Mi madre durmió toda la noche hasta el día siguiente, cuando decidieron llevársela así dormida para la iglesia y una angustia indefinida hizo su asalto en mi ser; quedé vacía hasta que poco a poco este vacío fue llenándose de una ira profunda, de aquella rabia impotente que debió sentir el primer ser humano que se enfrentó por primera vez a la muerte, a este estado de catalepsia mortal que abruma, traumatiza y fractura la existencia. Mi abuelo comprendió mi malestar y me cargó entre sus brazos, mientras mi cuerpo brincaba epiléptico y una tristeza extraña se apoderaba de mi rostro. “A todos al final nos pasará,” sentenció el abuelo. “A mi madre no,” le dije. “A tu madre también,” contestó él con los ojos bañados en lágrimas. “¿Qué es la muerte, abuelito?” logré preguntarle, mientras el féretro cruzaba la esquina. El me miró y sentí que sus ojos me horadaban por dentro.”No sé, hija, no sé.”

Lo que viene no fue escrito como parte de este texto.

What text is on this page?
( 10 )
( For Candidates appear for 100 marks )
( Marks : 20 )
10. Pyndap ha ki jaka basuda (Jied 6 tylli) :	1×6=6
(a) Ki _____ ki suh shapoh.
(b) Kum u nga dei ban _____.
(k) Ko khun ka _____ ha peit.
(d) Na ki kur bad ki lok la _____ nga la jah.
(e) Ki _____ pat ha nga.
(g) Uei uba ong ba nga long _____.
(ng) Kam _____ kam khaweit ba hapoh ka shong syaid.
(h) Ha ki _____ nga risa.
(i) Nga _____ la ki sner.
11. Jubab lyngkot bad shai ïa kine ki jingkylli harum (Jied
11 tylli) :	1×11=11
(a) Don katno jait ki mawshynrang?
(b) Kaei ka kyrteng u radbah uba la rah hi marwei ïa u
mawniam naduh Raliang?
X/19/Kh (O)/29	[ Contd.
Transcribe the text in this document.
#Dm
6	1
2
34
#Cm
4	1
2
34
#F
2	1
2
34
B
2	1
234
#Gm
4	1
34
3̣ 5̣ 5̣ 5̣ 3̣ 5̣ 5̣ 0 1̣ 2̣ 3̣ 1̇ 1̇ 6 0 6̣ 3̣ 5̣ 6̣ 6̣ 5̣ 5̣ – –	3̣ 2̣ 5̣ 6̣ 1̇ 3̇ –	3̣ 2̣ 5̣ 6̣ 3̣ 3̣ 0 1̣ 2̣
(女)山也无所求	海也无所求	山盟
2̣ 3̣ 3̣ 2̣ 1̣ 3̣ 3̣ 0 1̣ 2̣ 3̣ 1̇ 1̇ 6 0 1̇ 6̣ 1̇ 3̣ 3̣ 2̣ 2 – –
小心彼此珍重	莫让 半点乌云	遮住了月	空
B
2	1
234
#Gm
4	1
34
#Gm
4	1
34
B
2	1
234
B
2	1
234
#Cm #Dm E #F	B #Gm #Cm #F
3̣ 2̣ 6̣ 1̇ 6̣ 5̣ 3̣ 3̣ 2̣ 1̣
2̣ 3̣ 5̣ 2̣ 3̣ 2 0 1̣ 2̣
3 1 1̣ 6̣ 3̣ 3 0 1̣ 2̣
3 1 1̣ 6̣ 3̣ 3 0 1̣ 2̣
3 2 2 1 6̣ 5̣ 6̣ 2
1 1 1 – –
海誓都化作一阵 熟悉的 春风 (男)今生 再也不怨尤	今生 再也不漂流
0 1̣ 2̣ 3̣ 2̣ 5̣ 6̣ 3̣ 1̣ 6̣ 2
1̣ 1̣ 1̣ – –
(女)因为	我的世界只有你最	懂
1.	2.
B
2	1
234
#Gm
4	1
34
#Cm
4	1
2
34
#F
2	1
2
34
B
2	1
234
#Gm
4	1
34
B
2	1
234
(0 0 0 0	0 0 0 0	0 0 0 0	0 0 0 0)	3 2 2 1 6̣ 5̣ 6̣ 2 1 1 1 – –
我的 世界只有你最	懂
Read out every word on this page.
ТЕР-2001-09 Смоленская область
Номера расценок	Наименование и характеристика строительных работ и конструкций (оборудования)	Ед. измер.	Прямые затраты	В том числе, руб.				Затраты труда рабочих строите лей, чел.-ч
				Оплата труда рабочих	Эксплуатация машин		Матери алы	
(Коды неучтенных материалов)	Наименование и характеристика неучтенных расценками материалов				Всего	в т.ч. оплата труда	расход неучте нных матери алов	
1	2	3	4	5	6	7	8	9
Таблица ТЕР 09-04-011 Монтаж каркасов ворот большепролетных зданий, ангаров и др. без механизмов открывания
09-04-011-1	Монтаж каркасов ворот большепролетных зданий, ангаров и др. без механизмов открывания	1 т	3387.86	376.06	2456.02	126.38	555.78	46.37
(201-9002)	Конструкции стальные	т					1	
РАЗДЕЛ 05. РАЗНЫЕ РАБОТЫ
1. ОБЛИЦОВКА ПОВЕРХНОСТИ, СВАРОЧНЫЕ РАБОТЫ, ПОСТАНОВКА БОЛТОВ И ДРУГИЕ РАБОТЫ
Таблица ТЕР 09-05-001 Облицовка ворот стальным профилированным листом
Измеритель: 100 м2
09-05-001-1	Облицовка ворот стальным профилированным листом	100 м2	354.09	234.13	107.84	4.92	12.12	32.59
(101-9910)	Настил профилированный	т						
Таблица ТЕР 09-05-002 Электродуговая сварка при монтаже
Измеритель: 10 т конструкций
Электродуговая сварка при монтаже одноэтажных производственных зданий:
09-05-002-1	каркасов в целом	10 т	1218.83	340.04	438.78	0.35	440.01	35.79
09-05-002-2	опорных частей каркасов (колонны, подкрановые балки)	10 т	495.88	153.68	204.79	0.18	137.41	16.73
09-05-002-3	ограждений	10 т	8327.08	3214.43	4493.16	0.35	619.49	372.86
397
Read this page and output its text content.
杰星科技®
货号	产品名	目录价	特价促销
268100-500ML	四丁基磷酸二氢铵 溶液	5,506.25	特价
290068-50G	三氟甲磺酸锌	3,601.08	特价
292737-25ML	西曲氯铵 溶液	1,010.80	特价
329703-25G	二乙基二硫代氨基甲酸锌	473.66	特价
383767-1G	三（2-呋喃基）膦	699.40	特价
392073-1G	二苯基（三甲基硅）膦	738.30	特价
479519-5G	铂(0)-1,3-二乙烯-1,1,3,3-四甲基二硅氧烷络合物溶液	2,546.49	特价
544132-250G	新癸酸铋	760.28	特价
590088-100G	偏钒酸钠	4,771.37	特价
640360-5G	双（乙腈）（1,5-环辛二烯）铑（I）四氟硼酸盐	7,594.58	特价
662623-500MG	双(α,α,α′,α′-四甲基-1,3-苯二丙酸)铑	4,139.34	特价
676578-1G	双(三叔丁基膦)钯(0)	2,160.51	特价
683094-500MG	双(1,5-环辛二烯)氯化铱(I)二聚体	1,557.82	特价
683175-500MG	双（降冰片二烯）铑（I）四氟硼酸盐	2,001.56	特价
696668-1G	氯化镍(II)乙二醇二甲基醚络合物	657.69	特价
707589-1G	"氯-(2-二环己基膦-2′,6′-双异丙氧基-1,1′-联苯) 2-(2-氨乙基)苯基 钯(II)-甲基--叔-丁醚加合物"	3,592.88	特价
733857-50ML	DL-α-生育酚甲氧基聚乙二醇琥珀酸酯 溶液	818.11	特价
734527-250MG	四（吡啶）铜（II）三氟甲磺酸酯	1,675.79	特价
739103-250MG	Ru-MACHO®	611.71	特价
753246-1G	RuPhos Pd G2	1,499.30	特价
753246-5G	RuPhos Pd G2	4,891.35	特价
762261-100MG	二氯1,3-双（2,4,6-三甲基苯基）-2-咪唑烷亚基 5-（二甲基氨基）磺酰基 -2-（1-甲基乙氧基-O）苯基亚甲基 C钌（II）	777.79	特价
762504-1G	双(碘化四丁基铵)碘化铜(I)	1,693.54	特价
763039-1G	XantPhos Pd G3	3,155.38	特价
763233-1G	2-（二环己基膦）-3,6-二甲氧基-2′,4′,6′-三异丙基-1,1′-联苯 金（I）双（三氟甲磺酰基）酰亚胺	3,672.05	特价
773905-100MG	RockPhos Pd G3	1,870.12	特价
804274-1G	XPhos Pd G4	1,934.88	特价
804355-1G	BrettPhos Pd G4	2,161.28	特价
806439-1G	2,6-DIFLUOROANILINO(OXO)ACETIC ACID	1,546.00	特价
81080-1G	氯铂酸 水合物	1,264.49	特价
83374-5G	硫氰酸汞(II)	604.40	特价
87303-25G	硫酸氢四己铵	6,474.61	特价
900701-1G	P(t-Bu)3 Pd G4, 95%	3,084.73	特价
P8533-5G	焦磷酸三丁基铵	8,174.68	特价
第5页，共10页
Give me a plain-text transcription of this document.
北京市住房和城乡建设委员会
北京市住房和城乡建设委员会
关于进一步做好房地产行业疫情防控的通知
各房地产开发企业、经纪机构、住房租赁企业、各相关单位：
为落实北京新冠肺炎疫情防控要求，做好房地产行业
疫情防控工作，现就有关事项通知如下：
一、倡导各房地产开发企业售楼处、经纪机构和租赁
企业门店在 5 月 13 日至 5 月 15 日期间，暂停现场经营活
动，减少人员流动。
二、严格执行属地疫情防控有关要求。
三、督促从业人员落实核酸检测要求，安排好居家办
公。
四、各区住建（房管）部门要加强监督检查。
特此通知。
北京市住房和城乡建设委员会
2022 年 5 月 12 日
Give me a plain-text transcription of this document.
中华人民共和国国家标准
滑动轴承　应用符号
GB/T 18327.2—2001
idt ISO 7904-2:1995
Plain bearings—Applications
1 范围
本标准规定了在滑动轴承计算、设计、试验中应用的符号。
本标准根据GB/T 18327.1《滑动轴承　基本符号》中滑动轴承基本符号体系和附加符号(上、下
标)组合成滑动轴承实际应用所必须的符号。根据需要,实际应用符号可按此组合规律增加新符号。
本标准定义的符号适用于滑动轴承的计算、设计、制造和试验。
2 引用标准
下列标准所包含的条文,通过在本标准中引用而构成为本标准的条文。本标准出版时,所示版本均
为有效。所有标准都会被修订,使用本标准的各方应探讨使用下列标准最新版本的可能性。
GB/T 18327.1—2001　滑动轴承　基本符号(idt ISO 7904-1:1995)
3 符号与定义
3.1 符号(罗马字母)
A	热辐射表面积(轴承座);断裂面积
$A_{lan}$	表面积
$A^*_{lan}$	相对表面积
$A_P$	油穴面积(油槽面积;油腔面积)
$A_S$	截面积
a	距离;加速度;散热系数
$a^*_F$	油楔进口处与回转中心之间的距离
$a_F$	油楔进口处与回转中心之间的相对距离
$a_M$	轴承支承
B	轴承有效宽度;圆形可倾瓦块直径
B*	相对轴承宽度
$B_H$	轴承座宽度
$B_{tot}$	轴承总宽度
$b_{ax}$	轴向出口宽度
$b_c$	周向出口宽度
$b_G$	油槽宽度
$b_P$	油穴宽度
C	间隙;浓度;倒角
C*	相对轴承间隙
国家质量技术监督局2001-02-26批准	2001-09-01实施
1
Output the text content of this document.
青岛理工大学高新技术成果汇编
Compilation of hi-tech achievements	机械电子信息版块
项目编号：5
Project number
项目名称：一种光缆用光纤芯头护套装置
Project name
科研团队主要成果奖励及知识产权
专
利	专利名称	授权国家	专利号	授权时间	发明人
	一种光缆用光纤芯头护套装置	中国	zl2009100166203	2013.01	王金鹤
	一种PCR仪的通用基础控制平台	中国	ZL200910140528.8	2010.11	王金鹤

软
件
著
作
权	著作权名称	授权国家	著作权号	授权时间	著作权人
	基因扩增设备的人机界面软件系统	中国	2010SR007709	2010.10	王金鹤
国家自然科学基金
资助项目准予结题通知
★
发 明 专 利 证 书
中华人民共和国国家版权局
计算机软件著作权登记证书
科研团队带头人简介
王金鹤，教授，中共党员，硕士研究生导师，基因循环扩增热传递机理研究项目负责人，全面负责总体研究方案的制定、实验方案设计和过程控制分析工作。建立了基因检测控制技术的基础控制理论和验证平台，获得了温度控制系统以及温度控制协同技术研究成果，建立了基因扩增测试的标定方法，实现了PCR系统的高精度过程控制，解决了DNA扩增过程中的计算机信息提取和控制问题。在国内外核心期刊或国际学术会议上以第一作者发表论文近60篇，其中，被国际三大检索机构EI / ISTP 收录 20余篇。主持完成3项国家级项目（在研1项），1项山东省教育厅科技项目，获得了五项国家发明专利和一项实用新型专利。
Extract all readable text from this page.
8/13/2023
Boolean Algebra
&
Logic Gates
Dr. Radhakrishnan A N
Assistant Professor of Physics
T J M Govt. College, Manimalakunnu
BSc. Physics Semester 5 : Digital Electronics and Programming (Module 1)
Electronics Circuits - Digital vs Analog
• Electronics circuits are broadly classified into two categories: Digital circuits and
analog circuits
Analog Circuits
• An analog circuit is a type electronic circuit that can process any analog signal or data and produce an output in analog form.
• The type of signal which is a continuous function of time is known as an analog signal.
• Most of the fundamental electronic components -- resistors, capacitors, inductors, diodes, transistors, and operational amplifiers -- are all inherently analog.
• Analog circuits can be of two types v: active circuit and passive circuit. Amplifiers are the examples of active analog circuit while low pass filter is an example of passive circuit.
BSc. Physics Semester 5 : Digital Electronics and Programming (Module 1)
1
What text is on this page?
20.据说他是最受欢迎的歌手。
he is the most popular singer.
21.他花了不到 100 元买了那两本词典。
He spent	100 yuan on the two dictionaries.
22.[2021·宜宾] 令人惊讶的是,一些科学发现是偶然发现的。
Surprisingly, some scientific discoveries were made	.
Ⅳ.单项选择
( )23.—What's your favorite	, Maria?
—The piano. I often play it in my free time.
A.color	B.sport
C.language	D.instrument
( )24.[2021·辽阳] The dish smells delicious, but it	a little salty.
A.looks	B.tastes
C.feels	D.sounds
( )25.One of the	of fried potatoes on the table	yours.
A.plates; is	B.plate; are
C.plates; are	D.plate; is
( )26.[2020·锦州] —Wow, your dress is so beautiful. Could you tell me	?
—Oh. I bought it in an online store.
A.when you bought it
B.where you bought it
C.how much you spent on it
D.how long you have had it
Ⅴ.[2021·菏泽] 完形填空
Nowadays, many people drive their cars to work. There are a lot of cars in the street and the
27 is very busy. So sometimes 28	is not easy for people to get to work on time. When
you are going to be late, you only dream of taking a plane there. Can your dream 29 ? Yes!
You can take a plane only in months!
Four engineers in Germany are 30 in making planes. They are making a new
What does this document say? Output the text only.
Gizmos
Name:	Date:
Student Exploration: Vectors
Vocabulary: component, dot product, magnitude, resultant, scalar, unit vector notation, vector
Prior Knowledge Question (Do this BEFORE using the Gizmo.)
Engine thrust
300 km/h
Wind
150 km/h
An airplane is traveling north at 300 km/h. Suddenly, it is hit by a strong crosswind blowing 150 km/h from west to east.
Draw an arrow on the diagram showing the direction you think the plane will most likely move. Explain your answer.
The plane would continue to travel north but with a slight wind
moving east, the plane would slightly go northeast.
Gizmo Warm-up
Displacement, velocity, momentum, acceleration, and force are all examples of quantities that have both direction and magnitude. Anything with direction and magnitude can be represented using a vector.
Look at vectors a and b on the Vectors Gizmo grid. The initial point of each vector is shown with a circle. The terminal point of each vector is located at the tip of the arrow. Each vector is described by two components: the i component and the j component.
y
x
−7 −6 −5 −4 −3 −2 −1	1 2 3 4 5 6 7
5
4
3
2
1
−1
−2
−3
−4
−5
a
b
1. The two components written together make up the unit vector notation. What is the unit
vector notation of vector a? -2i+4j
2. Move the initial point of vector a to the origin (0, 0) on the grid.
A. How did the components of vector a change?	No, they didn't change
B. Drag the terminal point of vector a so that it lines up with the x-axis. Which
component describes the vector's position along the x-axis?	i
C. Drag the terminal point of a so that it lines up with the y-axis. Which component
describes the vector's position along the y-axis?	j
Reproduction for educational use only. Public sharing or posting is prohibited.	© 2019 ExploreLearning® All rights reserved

Por aquella edad no sabía de Dios, de tal manera que no podía reclamarla al único que se le podía reclamar y me quedé en silencio por un tiempo indeterminado, una, dos o tres semanas, o toda una vida, hasta que el dolor lo confundió el juego, la risa, la escuela, las amigas, el cariño de los abuelos y los tíos. Pero la muerte había hecho su aparición en mi vida y en la época menos esperada, cuando apenas era una niña que había atravesado los tres años. Este primer contacto con la oscuridad y el misterio hizo posible la aparición de los miedos y los asombros, porque mi madre no permitió a pesar de la muerte mi desamparo, quedaban los abuelos y las visitas que le hacía todos los fines de semana en el cementerio, cuando le llevaba agua y comida para que no se muriera de sed y hambre. La muerte no nos había separado, nos había unido más que nunca, porque yo podía invocar su imagen o su recuerdo para que ella apareciera inmediatamente. Cuando murió mi padre, cinco años más tarde, la muerte ya me había enseñado su lenguaje y yo la había aceptado como otra necesidad más de la existencia. Ahora con veintitrés años y un cáncer de mama que poco a poco aniquila mi cuerpo, la muerte conversa todos los días conmigo, me susurra al oído su impotencia de no poder hacer nada por mi vida y me acuerdo del abuelo: “A tu madre también.”